NICE Public Health Guidance: Prevention of Cardiovascular Disease
Extracted from: Recommendations for policy: a national framework for action
Recommendation 1: Salt
Over recent years the food industry, working with the Food Standards Agency, has made considerable progress in reducing salt in everyday foods. As a result, products with no added salt are now increasingly available. However, it is taking too long to reduce average salt intake among the population. Furthermore, average intake among children is above the recommended level – and some children consume as much salt as adults. Progress towards a low-salt diet needs to be accelerated as a matter of urgency.
Reduce population-level consumption of salt. To achieve this, the evidence suggests that the following are among the measures that should be considered.
What action should be taken?
- Accelerate the reduction in salt intake among the population. Aim for a maximum intake of 6 g per day per adult by 2015 and 3 g by 2025.
- Ensure children’s salt intake does not exceed age-appropriate guidelines (these guidelines should be based on up-to-date assessments of the available scientific evidence).
- Promote the benefits of a reduction in the population’s salt intake to the European Union (EU). Introduce national legislation if necessary
- Ensure national policy on salt in England is not weakened by less effective action in other parts of the EU.
- Ensure food producers and caterers continue to reduce the salt content of commonly consumed foods (including bread, meat products, cheese, soups and breakfast cereals). This can be achieved by progressively changing recipes, products and manufacturing and production methods.
- Establish the principle that children under 11 should consume substantially less salt than adults. (This is based on advice from the Scientific Advisory Committee on Nutrition.)
- Support the Food Standards Agency so that it can continue to promote – and take the lead on – the development of EU-wide salt targets for processed foods
- Establish an independent system for monitoring national salt levels in commonly consumed foods.
- Ensure low-salt products are sold more cheaply than their higher salt equivalents.
- Clearly label products which are naturally high in salt and cannot meaningfully be reformulated. Use the Food Standards Agency-approved traffic light system. The labels should also state that these products should only be consumed occasionally
- Discourage the use of potassium and other substitutes to replace salt. The aim of avoiding potassium substitution is twofold: to help consumers’ readjust their perception of ‘saltiness’ and to avoid additives which may have other effects on health.
- Promote best practice in relation to the reduction of salt consumption, as exemplified in these recommendations, to the wider EU.
Extracted from: Population-level approaches: cost effectiveness
The financial modelling for this guidance shows that considerable cost savings could be made.

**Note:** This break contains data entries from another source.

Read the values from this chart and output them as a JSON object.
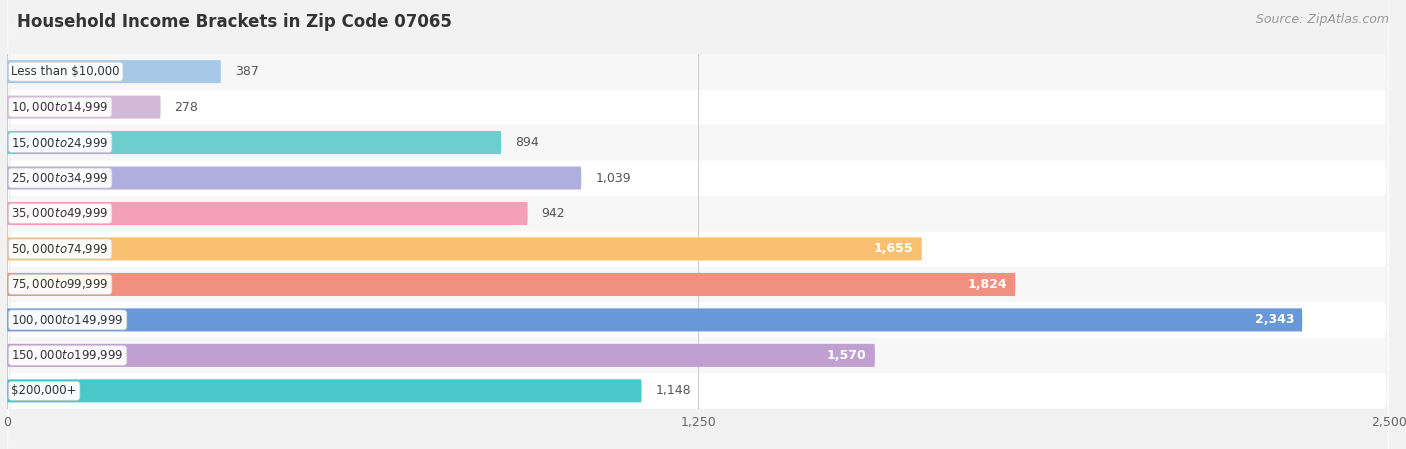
{
  "title": "Household Income Brackets in Zip Code 07065",
  "source": "Source: ZipAtlas.com",
  "categories": [
    "Less than $10,000",
    "$10,000 to $14,999",
    "$15,000 to $24,999",
    "$25,000 to $34,999",
    "$35,000 to $49,999",
    "$50,000 to $74,999",
    "$75,000 to $99,999",
    "$100,000 to $149,999",
    "$150,000 to $199,999",
    "$200,000+"
  ],
  "values": [
    387,
    278,
    894,
    1039,
    942,
    1655,
    1824,
    2343,
    1570,
    1148
  ],
  "bar_colors": [
    "#a8c8e8",
    "#d4b8d8",
    "#6ecece",
    "#b0aede",
    "#f4a0b8",
    "#f8c070",
    "#f09080",
    "#6898d8",
    "#c0a0d0",
    "#48c8c8"
  ],
  "row_colors": [
    "#f7f7f7",
    "#efefef"
  ],
  "xlim": [
    0,
    2500
  ],
  "xticks": [
    0,
    1250,
    2500
  ],
  "label_inside_threshold": 1300,
  "bg_color": "#f2f2f2",
  "title_fontsize": 12,
  "source_fontsize": 9,
  "bar_label_fontsize": 9,
  "category_fontsize": 8.5,
  "bar_height": 0.65
}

Using a number of conservative assumptions, it found that halving CVD events across England and Wales (a population of 50 million) would result in discounted savings in healthcare costs of approximately £14 billion per year. Reducing mean population cholesterol or blood pressure levels by 5% would result in discounted annual savings of approximately £0.7 billion and £0.9 billion respectively. Reducing population cardiovascular risk by even 1% would generate discounted savings of approximately £260 million per year.
A 3 g reduction in mean daily salt intake by adults (to achieve a target of 6 g daily) would lead to around 14–20,000 fewer deaths from CVD annually (Strazzullo et al. 2009). Using conservative assumptions, this means approximately £350 million in healthcare costs would be saved. In addition, approximately 130,000 quality-adjusted life years (QALYs) would be gained. A mean reduction of 6 g per day would double the benefits: an annual saving of £700 million in healthcare costs and a gain of around 260,000 QALYs. A 3 g reduction in daily salt intake (a reasonably conservative estimate of what could be achieved) would reduce systolic blood pressure by approximately 2 mmHg. This would equate to a 2% decrease in the risk reduction model. Similarly, a reduction of IPTFA intake to approximately 0.7% of total fat energy might save approximately 571,000 life years – and some £2 billion.